Aroma lacerado

Los largos años  vividos  en esas  tierras sorprendentes de América del Sur mojadas en las aguas color turquesa  del Caribe, nos han enseñado que existen suturas diferentes en los cuerpos de las mujeres mestizas  a las que uno ha ido cautivando, la mayoría,   sin ellas saberlo.

 

La cicatriz de la violencia, las provocadas a cuenta de la cesárea y esas que apenas  musitan,  guarnecidas entre de los senos  donde quedó varado un amor como arpón ballenero traspasando el corazón sin romperlo, aunque vaciándolo de sangre.

 

Tantas cicatrices diferentes hay en  los cuerpos de las mujeres encalladas en nuestro anhelos, como gotas de  lágrimas en unos ojos cegados que   miran sin ver entre la espesa calina del alma.

 

 ¿Y nuestras propias y recónditas cicatrices? Por los momentos solamente cortas heridas, nada profundas, roces de sueños frustrados, afanes hechos vapor, querencias disimuladas, ternuras  no llegadas a cuajar en la mirada… pero están ahí, envueltas en brisa candente, esperando el instante preciso en que deberán enfrentarse por sí mismas a la existencia desarropada.

 

 Cuando ese día llegue, y parece estar cercano - no en el tiempo sino en los arreboles del aliento-  comenzaremos a registrar nuestras  propias suturas en el luengo pergamino del Debe y el Haber  sobre el  camino andado.

 

Ese  es un vademécum que cada uno de nosotros debemos llevar. La vida no es solamente la sensación de estar, sino la imperante necesidad de ser si nos atenemos a  Martín Heidegger… “Ser uno mismo es cargar con la desdicha y la bancarrota del otro”… o la otra, la mujer adherida a un costado de la piel entreabierta.

 

Cerrada la cuartilla, vamos al balcón de la vereda.

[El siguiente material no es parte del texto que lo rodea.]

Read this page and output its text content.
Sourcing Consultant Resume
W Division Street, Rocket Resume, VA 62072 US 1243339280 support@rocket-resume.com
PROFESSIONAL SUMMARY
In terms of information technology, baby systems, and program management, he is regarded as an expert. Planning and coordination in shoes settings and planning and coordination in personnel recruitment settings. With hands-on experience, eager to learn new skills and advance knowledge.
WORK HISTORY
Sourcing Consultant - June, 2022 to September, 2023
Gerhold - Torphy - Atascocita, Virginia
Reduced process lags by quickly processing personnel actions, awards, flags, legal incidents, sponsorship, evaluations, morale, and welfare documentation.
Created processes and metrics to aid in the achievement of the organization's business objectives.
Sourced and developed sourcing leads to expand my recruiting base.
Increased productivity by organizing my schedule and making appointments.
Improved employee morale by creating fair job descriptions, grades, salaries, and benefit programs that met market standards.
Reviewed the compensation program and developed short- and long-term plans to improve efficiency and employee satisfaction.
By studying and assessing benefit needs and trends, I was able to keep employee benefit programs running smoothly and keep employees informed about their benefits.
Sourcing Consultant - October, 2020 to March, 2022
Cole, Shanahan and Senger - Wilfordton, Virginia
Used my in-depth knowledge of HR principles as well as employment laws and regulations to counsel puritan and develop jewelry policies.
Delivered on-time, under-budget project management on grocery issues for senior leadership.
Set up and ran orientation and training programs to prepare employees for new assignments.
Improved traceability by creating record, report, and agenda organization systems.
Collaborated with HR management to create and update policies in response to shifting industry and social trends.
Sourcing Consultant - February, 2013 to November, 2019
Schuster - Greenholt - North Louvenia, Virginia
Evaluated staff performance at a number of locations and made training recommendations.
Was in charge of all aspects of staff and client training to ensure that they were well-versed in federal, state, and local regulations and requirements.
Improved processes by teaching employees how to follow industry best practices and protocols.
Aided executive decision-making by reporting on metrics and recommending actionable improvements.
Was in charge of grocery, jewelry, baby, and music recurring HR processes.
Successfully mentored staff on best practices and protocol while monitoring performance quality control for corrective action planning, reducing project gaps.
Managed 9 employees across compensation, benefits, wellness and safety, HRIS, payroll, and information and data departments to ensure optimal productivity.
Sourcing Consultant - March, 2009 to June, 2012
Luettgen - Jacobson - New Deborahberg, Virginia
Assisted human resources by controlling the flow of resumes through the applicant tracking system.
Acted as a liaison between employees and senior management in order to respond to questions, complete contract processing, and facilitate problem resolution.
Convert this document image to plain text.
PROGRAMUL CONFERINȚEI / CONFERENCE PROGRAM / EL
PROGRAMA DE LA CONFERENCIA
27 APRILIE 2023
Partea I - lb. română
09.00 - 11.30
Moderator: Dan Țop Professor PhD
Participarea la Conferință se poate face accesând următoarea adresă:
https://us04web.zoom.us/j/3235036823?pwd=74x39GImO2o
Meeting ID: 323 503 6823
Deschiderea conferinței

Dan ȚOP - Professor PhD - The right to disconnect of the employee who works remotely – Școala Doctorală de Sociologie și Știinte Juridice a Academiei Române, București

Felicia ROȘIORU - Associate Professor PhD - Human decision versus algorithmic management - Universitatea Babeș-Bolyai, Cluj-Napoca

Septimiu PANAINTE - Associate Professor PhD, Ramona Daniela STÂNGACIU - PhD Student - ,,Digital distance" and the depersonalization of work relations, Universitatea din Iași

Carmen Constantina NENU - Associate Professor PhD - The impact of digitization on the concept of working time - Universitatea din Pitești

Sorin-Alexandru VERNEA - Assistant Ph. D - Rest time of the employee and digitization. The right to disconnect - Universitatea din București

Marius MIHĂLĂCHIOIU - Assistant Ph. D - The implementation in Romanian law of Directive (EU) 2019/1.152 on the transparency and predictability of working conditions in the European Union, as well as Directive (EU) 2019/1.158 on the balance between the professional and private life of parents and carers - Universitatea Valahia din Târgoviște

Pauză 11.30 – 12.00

La noche es más oscura si cabe. De una cercana  ventana  llegan las notas de “El Danubio azul” de Johann Strauss. En ese apartamento vive un matrimonio con una adolescente hermosa que aún no contabiliza cicatrices.

 

Un día Pablo Neruda, regresando de su destierro en  la Isla de Capri, hizo escala en Viena y visitó los aposentos del compositor. En el  libro de las distinciones escribió:

 

 “Viejo vals, estás vivo latiendo suavemente no a la manera de un corazón enterrado, sino como el olor de una planta profunda, tal vez como el aroma del olvido”.

 

Uno sabe, siguiendo los pasos del poeta de Isla Negra, que en cada hombre o mujer hay supuraciones  laceradas, que si uno las roza  con los dedos de las manos  a pesar de los años trascurridos,  escuecen,  punzan, lastiman… Son las estibaciones de los afectos idos saliendo a nuestro encuentro antes de que se conviertan en efluvio traslúcido o expiaciones desgarradas en los calados abiertos  de los recuerdos.

 

Alfonsina Storni lo vislumbró  antes que los hombres cuando aprendió temprano la  angustia de llorar.

 

“Y el llanto fue la llama que / secó mi blancura / en las raíces mismas del árbol / sin brotar, / y el alma está candente de / aquella quemadura. / ¡Hierro al rojo de mi vida! / ¿Cómo puede durar?”.


Lo supo el viento cómplice del Sur y guardó sepulcral silencio.